What was also remarkable about this incredible game was that despite the ding-dong scoring, home captain Dixie Dean did not find the net on this occasion in over two hours of play.
By the end of this contest it was already being dubbed a classic. George Green, long-time cartoonist for the ECHO, dubbed it “The match of a hundred thrills” drawing a couple of stunned fans with one proclaiming: “Oh it’s the best ever” while his neighbour adds: “It’s much better than that.”
Writing as ‘Bee’, the ECHO’s Ernest Edwards said: “I would like to ask whether there has ever been a greater display of skill in the mud in any league or cup match. We all keep the memory cells filled with noteworthy sporting occasions, and this latest 6-4 game will top the lot by reason of its two goals in two closing minutes, by the ordering off of a manager of the visiting side, by the multitudinous moments of dramatic thrill and art.”
Jackie Coulter opened the scoring on 14 minutes: “The first time Everton’s Irish eyes began to smile, a goal was the result, a delicious effort made by one of Alex Stevenson’s dodging runs.” Coulter then scored again to put the Blues 2-0 up after just over half an hour with “a shot that Jimmy Thorpe could not move to.”
Bert Davis pulled a “grand” goal back for Sunderland four minutes before half-time but when Stevenson added a third for the hosts from four yards out on 74 minutes, many thought the game was won. Jimmy Connor made it 3-2 on 78 minutes with “a fine goal” before a last-minute equaliser from Bobby Gurney, Sunderland’s all-time leading scorer, “an overhead effort”, took the tie into extra time.

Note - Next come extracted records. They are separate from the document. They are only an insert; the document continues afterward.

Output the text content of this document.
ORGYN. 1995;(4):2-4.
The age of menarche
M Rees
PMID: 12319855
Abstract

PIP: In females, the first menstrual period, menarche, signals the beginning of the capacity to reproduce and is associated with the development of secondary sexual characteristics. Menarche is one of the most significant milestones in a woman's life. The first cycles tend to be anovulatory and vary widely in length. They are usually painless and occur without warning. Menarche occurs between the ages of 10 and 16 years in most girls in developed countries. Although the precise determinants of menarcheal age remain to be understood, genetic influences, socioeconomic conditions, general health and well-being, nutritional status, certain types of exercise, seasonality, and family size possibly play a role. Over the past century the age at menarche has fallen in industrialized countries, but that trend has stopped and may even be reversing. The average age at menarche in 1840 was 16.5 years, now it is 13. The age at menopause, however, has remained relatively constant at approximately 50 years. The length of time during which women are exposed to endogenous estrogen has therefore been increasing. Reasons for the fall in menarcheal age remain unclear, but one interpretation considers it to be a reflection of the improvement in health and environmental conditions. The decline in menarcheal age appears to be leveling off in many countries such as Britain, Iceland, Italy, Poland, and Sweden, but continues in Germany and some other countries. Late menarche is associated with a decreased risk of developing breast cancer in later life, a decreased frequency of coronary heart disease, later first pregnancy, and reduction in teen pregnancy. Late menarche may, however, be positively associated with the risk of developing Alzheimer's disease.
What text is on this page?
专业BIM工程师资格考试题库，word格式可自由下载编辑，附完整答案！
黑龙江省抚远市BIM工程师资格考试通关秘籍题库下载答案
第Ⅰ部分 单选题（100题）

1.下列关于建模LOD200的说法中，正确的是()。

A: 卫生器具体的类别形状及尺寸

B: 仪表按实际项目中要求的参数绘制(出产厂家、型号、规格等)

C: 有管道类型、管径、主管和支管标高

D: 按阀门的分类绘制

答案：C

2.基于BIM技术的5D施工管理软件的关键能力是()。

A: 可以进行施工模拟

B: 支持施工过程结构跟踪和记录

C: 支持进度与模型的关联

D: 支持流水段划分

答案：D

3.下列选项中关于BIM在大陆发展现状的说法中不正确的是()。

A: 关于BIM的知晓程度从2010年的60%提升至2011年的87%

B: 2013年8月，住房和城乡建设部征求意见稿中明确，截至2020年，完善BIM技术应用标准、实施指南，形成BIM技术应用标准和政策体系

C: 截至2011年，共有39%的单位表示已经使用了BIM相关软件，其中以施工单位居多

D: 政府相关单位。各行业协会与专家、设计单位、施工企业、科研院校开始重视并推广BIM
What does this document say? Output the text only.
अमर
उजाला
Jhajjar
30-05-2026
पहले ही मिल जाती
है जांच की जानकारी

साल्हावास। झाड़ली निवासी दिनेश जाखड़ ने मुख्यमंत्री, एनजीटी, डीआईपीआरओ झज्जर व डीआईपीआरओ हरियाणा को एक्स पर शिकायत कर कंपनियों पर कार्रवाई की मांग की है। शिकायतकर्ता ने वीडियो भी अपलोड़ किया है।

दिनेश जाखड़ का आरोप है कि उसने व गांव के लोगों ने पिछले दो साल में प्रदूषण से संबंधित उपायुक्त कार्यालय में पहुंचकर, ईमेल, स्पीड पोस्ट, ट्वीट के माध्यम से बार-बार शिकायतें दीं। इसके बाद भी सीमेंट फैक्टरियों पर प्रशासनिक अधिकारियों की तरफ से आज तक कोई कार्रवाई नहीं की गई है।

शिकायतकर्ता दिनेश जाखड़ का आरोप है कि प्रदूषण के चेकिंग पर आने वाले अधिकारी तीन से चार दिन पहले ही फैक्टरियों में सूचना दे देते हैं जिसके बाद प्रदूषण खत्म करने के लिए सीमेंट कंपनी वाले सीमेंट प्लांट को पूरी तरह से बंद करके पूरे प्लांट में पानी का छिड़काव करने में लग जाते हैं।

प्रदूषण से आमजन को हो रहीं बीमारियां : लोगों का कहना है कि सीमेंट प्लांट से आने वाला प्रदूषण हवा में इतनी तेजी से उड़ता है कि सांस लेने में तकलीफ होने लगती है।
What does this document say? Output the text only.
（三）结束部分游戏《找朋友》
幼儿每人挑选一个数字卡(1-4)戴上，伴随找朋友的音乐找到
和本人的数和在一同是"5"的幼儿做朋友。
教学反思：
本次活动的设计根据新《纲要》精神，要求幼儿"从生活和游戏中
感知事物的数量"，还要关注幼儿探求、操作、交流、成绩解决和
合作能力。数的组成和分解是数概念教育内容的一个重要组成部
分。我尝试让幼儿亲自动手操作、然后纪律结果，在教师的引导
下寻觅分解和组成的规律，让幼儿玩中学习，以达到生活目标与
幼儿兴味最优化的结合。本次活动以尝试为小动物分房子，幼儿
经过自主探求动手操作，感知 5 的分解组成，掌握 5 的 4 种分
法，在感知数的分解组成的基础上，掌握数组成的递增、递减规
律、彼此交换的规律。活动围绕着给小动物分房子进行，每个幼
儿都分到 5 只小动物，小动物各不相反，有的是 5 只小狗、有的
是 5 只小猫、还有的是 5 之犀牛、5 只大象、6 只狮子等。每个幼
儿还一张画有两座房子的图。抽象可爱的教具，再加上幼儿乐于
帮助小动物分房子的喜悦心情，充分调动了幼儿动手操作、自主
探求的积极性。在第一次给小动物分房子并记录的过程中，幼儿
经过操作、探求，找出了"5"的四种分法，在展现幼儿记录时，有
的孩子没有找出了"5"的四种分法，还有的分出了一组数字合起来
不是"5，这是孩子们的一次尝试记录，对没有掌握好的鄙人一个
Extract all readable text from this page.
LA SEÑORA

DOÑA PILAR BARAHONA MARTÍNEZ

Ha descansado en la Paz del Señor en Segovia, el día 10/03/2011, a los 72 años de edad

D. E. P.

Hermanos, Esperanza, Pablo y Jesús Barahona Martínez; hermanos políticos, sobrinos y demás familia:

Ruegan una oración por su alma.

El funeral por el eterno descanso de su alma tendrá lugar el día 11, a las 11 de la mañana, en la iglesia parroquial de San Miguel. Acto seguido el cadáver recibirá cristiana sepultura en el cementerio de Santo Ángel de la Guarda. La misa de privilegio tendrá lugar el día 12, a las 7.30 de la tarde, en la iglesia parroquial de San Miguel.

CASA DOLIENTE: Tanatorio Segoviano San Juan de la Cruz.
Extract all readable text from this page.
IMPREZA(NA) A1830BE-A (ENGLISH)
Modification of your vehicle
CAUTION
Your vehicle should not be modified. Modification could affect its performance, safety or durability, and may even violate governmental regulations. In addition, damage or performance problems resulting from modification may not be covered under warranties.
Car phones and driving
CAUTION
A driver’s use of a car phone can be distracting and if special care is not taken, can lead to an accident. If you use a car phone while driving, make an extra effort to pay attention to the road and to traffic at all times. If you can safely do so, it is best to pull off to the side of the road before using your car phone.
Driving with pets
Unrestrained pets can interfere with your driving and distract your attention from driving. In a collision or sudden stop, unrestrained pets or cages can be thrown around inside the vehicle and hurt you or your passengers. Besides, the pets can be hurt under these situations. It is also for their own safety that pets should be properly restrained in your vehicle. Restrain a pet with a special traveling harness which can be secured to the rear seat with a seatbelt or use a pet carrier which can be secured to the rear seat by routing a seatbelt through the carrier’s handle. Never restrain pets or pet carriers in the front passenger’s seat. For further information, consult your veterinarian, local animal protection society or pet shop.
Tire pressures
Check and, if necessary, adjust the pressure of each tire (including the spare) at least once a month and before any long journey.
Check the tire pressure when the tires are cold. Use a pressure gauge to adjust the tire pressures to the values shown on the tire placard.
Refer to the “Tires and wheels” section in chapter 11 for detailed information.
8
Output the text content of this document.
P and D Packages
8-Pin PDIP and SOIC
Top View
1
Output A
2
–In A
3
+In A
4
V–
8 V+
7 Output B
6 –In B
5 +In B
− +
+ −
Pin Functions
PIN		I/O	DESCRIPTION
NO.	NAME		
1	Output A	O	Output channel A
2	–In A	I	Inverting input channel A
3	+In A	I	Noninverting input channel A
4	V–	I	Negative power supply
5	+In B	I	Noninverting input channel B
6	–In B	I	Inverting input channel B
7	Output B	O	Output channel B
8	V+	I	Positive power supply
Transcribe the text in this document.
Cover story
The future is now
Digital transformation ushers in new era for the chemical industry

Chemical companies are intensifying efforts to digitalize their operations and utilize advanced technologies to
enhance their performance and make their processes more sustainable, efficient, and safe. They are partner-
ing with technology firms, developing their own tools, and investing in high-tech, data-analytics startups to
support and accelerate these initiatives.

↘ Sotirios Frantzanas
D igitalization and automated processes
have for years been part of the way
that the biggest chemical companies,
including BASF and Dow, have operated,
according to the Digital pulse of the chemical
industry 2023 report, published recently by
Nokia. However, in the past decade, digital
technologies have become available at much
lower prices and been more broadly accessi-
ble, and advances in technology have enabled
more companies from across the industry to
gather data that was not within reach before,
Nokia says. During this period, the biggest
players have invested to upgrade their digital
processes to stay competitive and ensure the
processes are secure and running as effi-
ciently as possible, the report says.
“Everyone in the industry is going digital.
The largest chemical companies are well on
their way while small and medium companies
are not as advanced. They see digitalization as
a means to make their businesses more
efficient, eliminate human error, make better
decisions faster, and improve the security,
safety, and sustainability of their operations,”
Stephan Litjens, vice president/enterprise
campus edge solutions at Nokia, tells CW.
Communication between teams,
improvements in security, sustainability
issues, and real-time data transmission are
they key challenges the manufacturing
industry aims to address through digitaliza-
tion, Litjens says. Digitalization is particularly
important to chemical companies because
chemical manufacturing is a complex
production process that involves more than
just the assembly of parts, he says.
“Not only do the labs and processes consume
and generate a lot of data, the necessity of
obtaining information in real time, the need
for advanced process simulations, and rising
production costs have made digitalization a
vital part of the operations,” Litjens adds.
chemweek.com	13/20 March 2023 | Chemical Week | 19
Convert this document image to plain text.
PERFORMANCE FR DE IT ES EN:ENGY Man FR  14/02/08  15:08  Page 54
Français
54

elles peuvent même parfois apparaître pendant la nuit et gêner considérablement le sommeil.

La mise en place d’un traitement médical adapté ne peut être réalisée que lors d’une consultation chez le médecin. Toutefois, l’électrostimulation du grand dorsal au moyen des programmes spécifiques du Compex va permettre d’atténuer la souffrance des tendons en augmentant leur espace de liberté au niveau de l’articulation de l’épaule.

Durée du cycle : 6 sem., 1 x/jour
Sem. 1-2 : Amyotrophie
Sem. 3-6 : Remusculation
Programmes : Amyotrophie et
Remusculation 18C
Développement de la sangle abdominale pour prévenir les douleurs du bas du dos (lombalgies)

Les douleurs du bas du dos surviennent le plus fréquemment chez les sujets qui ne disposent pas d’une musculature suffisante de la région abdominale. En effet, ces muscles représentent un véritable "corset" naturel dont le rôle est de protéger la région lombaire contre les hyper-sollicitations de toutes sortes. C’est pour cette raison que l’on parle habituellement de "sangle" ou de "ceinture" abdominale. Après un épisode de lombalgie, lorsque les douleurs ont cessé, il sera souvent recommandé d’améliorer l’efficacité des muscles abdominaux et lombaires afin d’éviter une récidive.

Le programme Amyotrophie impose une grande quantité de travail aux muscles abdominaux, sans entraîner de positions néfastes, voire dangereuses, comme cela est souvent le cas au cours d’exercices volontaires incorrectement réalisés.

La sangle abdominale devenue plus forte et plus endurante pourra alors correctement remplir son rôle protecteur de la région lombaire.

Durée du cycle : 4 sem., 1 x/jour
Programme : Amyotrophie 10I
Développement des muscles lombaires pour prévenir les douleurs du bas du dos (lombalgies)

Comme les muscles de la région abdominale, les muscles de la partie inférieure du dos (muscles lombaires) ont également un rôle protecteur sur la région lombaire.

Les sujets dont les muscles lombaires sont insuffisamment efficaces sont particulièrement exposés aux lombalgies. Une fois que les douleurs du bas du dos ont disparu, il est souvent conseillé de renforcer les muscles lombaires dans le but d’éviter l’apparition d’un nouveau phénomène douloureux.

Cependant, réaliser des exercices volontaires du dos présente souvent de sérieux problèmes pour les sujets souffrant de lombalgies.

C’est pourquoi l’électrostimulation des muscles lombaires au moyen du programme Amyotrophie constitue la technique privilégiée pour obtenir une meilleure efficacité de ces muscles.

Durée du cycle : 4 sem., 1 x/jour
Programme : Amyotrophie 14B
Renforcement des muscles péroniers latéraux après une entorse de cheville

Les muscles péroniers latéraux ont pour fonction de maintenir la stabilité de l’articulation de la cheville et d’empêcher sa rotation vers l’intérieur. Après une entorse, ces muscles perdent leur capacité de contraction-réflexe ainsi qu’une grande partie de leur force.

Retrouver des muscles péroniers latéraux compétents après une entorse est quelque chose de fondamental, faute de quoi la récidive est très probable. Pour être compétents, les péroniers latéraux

The additional half an hour, which started with Sunderland manager John Cochrane being ordered off the field, brought four more goals with Coulter completing his hat-trick two minutes in to restore Everton’s lead before Connor netted his second on 96 minutes to make it 4-4. With legs tiring and the light fading, Albert Geldard eventually got the Blues across the line by bagging a late brace with goals on 111 and 119 minutes.
‘Bee’ wrote: “It is very wonderful that these trained athletes could last two hours of mud-plugging and kept the game as lively as it had been in the first ninety minutes of play.”